The espresso needs its own paragraph. It is the worst espresso I have had so far in New York City. The Archive in Bushwick, whose espresso is the absolute pits, at least has a pathetic attempt at crema on top. Dean and DeLuca’s product is served to you in a thin paper cup with the lid on — a good thing for the help because by the time you pull it off and realize the contents are jet black with no crema whatsoever, you are safely in the seating area on the other side of the wall. The only good result of gulping down such a horrific beverage is that I got a facial muscle workout from all the wincing I was doing. It’s one frickin ounce of liquid, and I still couldn’t bring myself to finish it.

Otherwise, the place is pretty okay for what it is — a nice old Village space for hanging out with your computer, especially if you’re a student at a nearby university. The ceiling is an awesome sight, and the floors are a beautiful, crumbly old mosaic. And any café is incomplete without marble-topped bistro tables. The location is perfect. It’s just too bad about the, uh, products and service.

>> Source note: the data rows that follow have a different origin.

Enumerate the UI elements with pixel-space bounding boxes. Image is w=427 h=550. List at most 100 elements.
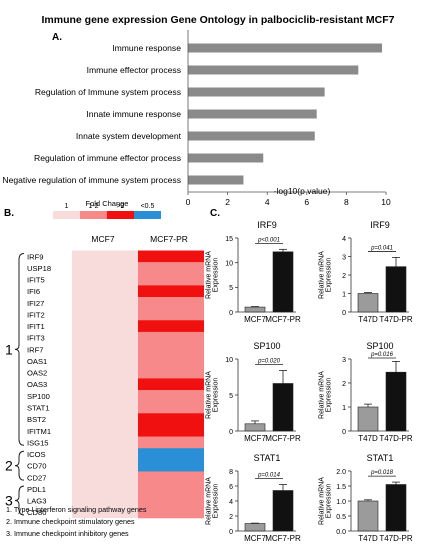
heatmap: IRF9 USP18 IFIT5 IFI6 IFI27 IFIT2 IFIT1 IFIT3 IR…	[5, 250, 204, 519]
panel-a-letter: A.	[52, 32, 62, 43]
y-axis-label-line-1: Relative mRNA	[205, 477, 212, 525]
y-tick-label: 2.0	[336, 469, 346, 476]
go-term-bar	[188, 43, 383, 53]
panel-b-letter: B.	[4, 208, 14, 219]
y-axis-label-line-2: Expression	[326, 484, 333, 519]
p-value-label: p=0.016	[370, 352, 394, 358]
y-axis-label: Relative mRNAExpression	[205, 371, 219, 419]
gene-label: CD80	[27, 508, 46, 517]
legend-swatch	[80, 211, 107, 219]
legend-title: Fold Change	[86, 199, 129, 208]
y-tick-label: 2	[342, 273, 346, 280]
legend-label: 1	[65, 203, 69, 210]
go-term-bar	[188, 131, 315, 141]
expression-bar	[272, 251, 294, 313]
go-term-bar	[188, 109, 317, 119]
y-tick-label: 0	[342, 310, 346, 317]
y-axis-label-line-2: Expression	[213, 484, 220, 519]
gene-label: OAS1	[27, 357, 47, 366]
heatmap-cell	[138, 331, 204, 344]
group-number: 2	[5, 458, 13, 474]
expression-bar	[357, 293, 379, 313]
gene-label: IFITM1	[27, 427, 51, 436]
x-category-label: MCF7	[244, 534, 266, 543]
heatmap-cell	[138, 390, 204, 402]
panel-a-xlabel: -log10(p value)	[274, 186, 331, 196]
gene-label: IFI6	[27, 287, 40, 296]
go-term-label: Immune effector process	[87, 65, 181, 75]
y-axis-label: Relative mRNAExpression	[318, 251, 332, 299]
go-term-label: Innate immune response	[86, 109, 181, 119]
y-tick-label: 0.0	[336, 529, 346, 536]
panel-a-chart: Immune response Immune effector process Re…	[2, 30, 391, 207]
footnote-2: 2. Immune checkpoint stimulatory genes	[6, 517, 135, 526]
y-tick-label: 15	[225, 236, 233, 243]
y-tick-label: 6	[229, 484, 233, 491]
footnote-3: 3. Immune checkpoint inhibitory genes	[6, 529, 129, 538]
y-tick-label: 1.0	[336, 499, 346, 506]
y-tick-label: 3	[342, 357, 346, 364]
heatmap-column-mcf7	[72, 250, 138, 518]
y-tick-label: 1.5	[336, 484, 346, 491]
footnote-1: 1. Type I interferon signaling pathway g…	[6, 505, 147, 514]
expression-bar	[244, 306, 266, 313]
y-axis-label: Relative mRNAExpression	[318, 477, 332, 525]
gene-label: PDL1	[27, 485, 46, 494]
gene-label: IFI27	[27, 299, 44, 308]
legend-swatch	[53, 211, 80, 219]
y-tick-label: 1	[342, 405, 346, 412]
x-category-label: T47D	[358, 315, 378, 324]
heatmap-cell	[138, 285, 204, 298]
x-category-label: MCF7-PR	[265, 315, 301, 324]
expression-bar	[385, 484, 407, 532]
chart-title: IRF9	[370, 220, 390, 230]
go-term-label: Negative regulation of immune system pro…	[2, 175, 181, 185]
gene-label: BST2	[27, 415, 46, 424]
y-axis-label-line-2: Expression	[326, 258, 333, 293]
y-axis-label-line-1: Relative mRNA	[205, 371, 212, 419]
x-tick-label: 4	[265, 197, 270, 207]
legend-label: 1-2	[88, 203, 98, 210]
panel-c-letter: C.	[210, 208, 220, 219]
heatmap-cell	[138, 424, 204, 437]
go-term-bar	[188, 175, 244, 185]
x-category-label: T47D-PR	[379, 315, 413, 324]
expression-bar	[244, 523, 266, 532]
y-tick-label: 0.5	[336, 514, 346, 521]
go-term-label: Immune response	[112, 43, 181, 53]
legend-swatch	[134, 211, 161, 219]
x-tick-label: 10	[381, 197, 391, 207]
y-axis-label: Relative mRNAExpression	[205, 477, 219, 525]
expression-chart: IRF9 0 1 2 3 4 Relative mRNAExpression T47D T47D…	[318, 220, 413, 324]
x-category-label: T47D	[358, 534, 378, 543]
heatmap-cell	[138, 262, 204, 275]
expression-bar	[244, 423, 266, 432]
group-number: 3	[5, 493, 13, 509]
y-tick-label: 10	[225, 357, 233, 364]
heatmap-cell	[138, 366, 204, 379]
gene-label: ICOS	[27, 450, 46, 459]
y-tick-label: 4	[229, 499, 233, 506]
heatmap-cell	[138, 250, 204, 263]
y-tick-label: 3	[342, 254, 346, 261]
gene-label: IRF7	[27, 345, 43, 354]
group-bracket	[14, 253, 25, 446]
gene-label: IRF9	[27, 252, 43, 261]
expression-chart: STAT1 0.0 0.5 1.0 1.5 2.0 Relative mRNAExpress…	[318, 453, 413, 543]
fold-change-legend: 1 1-2 >2 <0.5	[53, 203, 161, 219]
expression-bar	[385, 371, 407, 432]
expression-bar	[272, 490, 294, 532]
heatmap-cell	[138, 273, 204, 286]
y-tick-label: 0	[229, 529, 233, 536]
gene-label: IFIT5	[27, 276, 45, 285]
y-axis-label: Relative mRNAExpression	[318, 371, 332, 419]
x-category-label: T47D-PR	[379, 434, 413, 443]
heatmap-cell	[138, 494, 204, 507]
y-tick-label: 4	[342, 236, 346, 243]
expression-bar	[385, 266, 407, 313]
group-number: 1	[5, 341, 13, 357]
heatmap-cell	[138, 436, 204, 449]
y-axis-label-line-2: Expression	[213, 258, 220, 293]
legend-label: <0.5	[141, 203, 155, 210]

Dean and DeLuca, 75 University Place, Manhattan

Mon-Fri 7am-10pm | Sat 8am-10pm | Sun 8am-8pm

Deep in Hipster Country, Mediocrity Festers

Friday, May 4th, 2007


Too cool for you.

This afternoon Yury IMed me: “Wanna go to the Archive?”

me: k

We make our way from the house, on the fringes of Bushwick’s Bodega Belt, past the huge parking lots, parks, and housing projects that serve as the borderlands between my hood and the spooky industrial areas beyond. This part of East Williamsburg is lazily called Bushwick, or “West Bushwick” by the geographically challenged (Bushwick is SOUTH of East Williamsburg). It’s fine; it’s more my neighborhood than Bedford Avenue ever will be theirs.

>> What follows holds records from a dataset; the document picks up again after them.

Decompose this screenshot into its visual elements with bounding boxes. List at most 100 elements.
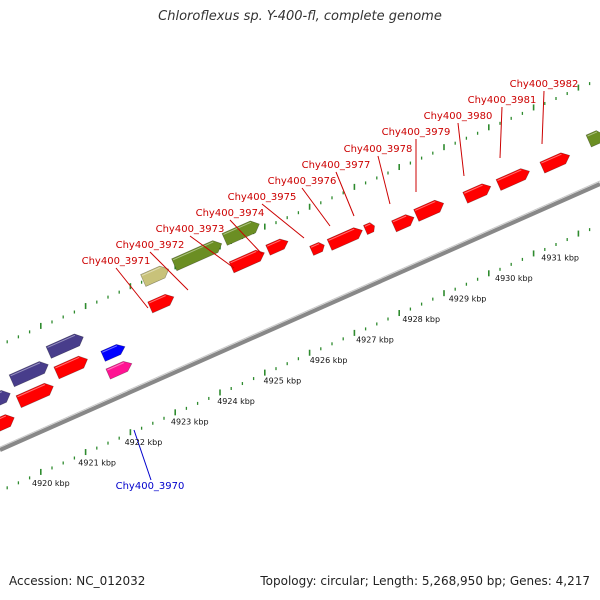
label-leader-line — [189, 235, 235, 269]
gene-arrow — [0, 390, 11, 416]
label-leader-line — [541, 90, 545, 145]
gene-arrow — [309, 241, 325, 256]
gene-feature — [140, 265, 170, 287]
gene-arrow — [265, 238, 289, 256]
kbp-label: 4927 kbp — [356, 336, 394, 345]
outer-tick-row — [6, 82, 591, 344]
gene-arrow — [8, 361, 49, 388]
label-leader-line — [301, 187, 331, 227]
gene-feature — [495, 168, 530, 191]
gene-feature — [171, 240, 223, 272]
inner-tick-row — [6, 228, 591, 490]
kbp-label: 4921 kbp — [78, 459, 116, 468]
gene-feature — [15, 382, 54, 409]
gene-highlight — [497, 169, 522, 181]
gene-arrow — [45, 333, 84, 359]
gene-feature — [100, 344, 126, 362]
gene-feature — [413, 199, 445, 222]
label-leader-line — [377, 155, 391, 205]
label-leader-line — [457, 122, 465, 177]
gene-label: Chy400_3982 — [510, 79, 579, 90]
label-leader-line — [499, 106, 503, 159]
gene-highlight — [172, 241, 214, 261]
gene-arrow — [228, 249, 265, 274]
gene-arrow — [462, 183, 492, 204]
gene-arrow — [0, 414, 15, 441]
kbp-label: 4922 kbp — [125, 438, 163, 447]
gene-arrow — [147, 293, 175, 314]
gene-arrow — [326, 227, 363, 251]
gene-highlight — [230, 251, 257, 264]
gene-label: Chy400_3981 — [468, 95, 537, 106]
gene-highlight — [47, 334, 76, 348]
gene-highlight — [310, 243, 320, 248]
gene-feature — [309, 241, 325, 256]
gene-highlight — [55, 356, 80, 369]
gene-arrow — [53, 355, 88, 380]
gene-highlight — [149, 295, 166, 304]
gene-feature — [228, 249, 265, 274]
gene-label: Chy400_3975 — [228, 192, 297, 203]
gene-feature — [265, 238, 289, 256]
label-leaders — [115, 90, 545, 481]
gene-highlight — [17, 384, 46, 398]
kbp-label: 4929 kbp — [449, 294, 487, 303]
summary-text: Topology: circular; Length: 5,268,950 bp… — [260, 574, 590, 588]
gene-highlight — [102, 345, 118, 353]
gene-arrow — [585, 130, 600, 148]
gene-highlight — [107, 362, 125, 371]
accession-text: Accession: NC_012032 — [9, 574, 146, 588]
gene-labels: Chy400_3971 Chy400_3972 Chy400_3973 Chy400_… — [82, 79, 579, 492]
gene-arrow — [100, 344, 126, 362]
gene-arrow — [15, 382, 54, 409]
gene-feature — [105, 361, 133, 380]
gene-feature — [326, 227, 363, 251]
gene-features — [0, 130, 600, 441]
kbp-label: 4931 kbp — [541, 253, 579, 262]
gene-feature — [363, 222, 375, 235]
gene-feature — [539, 152, 571, 174]
label-leader-line — [229, 219, 263, 255]
gene-feature — [147, 293, 175, 314]
gene-highlight — [587, 131, 598, 137]
gene-label: Chy400_3971 — [82, 256, 151, 267]
gene-label: Chy400_3973 — [156, 224, 225, 235]
gene-arrow — [413, 199, 445, 222]
gene-label: Chy400_3979 — [382, 127, 451, 138]
label-leader-line — [149, 251, 189, 291]
genome-backbone — [0, 182, 600, 452]
gene-highlight — [328, 228, 355, 241]
label-leader-line — [115, 267, 149, 309]
gene-highlight — [414, 201, 436, 211]
gene-label: Chy400_3972 — [116, 240, 185, 251]
gene-arrow — [363, 222, 375, 235]
gene-highlight — [0, 415, 7, 430]
gene-highlight — [541, 153, 562, 164]
gene-arrow — [140, 265, 170, 287]
gene-highlight — [10, 362, 41, 377]
kbp-label: 4926 kbp — [310, 356, 348, 365]
kbp-label: 4930 kbp — [495, 274, 533, 283]
gene-label: Chy400_3978 — [344, 144, 413, 155]
gene-arrow — [391, 214, 415, 233]
gene-arrow — [495, 168, 530, 191]
gene-highlight — [141, 266, 161, 276]
gene-highlight — [267, 239, 281, 247]
kbp-label: 4924 kbp — [217, 397, 255, 406]
kbp-label: 4923 kbp — [171, 418, 209, 427]
gene-highlight — [464, 184, 483, 194]
backbone-shadow — [0, 180, 600, 448]
label-leader-line — [335, 171, 355, 217]
reverse-gene-label: Chy400_3970 — [116, 481, 185, 492]
gene-feature — [53, 355, 88, 380]
gene-label: Chy400_3980 — [424, 111, 493, 122]
gene-feature — [45, 333, 84, 359]
gene-feature — [8, 361, 49, 388]
gene-feature — [0, 414, 15, 441]
map-title: Chloroflexus sp. Y-400-fl, complete geno… — [158, 9, 442, 24]
gene-feature — [585, 130, 600, 148]
kbp-label: 4920 kbp — [32, 479, 70, 488]
kbp-labels: 4920 kbp 4921 kbp 4922 kbp 4923 kbp 4924 kbp… — [32, 253, 579, 488]
gene-feature — [0, 390, 11, 416]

It doesn’t take long after crossing Flushing to realize you are in yet another one of New York’s unique ethnic enclaves: everyone is vaguely ugly, thin, and pale, with hairy, bony forearms and pants too tight for their concave asses. They amble around the vacant lots and filthy warehouses on their wobbly chicken legs — thighs not much thicker than their calves. But their clothes and hair are fabulous.

In an eerily intact line of old brick tenements on Bogart and Grattan Streets is The Archive, a coffee and DVD rental shop (hipsters like to rent their DVDs in person. why? dunno). I have been here probably 10 times now, and each time I’m far short of impressed. The drip coffee is good, and that’s pretty much all I’ve had except for an okay chai and some iced tea. The employees are usually very nice, but a few of them are jerks visibly annoyed by my presence at the counter, oppressing them with my requests for their wage slave labor. Or maybe my hair isn’t shaggy enough…even though I cut it myself…

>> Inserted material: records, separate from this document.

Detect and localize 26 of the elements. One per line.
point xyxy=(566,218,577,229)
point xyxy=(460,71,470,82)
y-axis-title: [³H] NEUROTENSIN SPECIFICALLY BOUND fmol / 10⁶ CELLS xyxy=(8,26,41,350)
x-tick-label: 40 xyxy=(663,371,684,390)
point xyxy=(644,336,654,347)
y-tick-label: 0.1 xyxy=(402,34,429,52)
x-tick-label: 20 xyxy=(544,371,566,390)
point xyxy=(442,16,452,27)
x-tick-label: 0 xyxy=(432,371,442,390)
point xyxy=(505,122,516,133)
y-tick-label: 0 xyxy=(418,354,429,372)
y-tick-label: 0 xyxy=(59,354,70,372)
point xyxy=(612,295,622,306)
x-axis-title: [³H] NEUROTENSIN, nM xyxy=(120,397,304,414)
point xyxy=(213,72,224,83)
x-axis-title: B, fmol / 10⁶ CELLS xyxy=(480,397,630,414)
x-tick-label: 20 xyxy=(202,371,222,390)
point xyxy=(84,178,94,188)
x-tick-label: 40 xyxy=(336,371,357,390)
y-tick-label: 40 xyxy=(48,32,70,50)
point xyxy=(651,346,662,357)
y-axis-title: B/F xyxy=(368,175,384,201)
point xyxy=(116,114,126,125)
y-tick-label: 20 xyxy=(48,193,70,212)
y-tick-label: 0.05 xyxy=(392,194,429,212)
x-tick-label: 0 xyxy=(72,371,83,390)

The furniture is cool, I like their front wall banquette, even though the shag cover is totally vile, matted and crusted with filth. It has really big windows that would be pleasant if they weren’t swathed in wire mesh. You can plug in your computer, but don’t try to do any substantial work here — the wireless connection is slower than molasses. My Verizon card is faster, let’s put it that way. All this, and the prices go up seemingly every week. Oh, and the music sucks. Sucks.

Believe it or not, they have good bagels. Just authentic enough to be chewy but not authentic enough to hurt your gums. They have good oatmeal-chocolate chip cookies, too. I haven’t had the espresso…wait a second, brb

back — yeah, it sucks. The asshole currently running the counter pulled it way too long — it fills half a small cup of coffee. Tastes like crap. He slammed it down on the counter — “here you go brah, catchya later.” *shudder*

Okay, if you live in the immediate hood, it’s the only place to go. Wyckoff Starr is friendlier, cuter, tastier, but it’s in a total wasteland. Maybe one day soon some benevolent, far-sighted entrepreneur will save us Deep Bushwickers from the indignity of being scowled at by Kansan immigrant poseurs as we order a latte.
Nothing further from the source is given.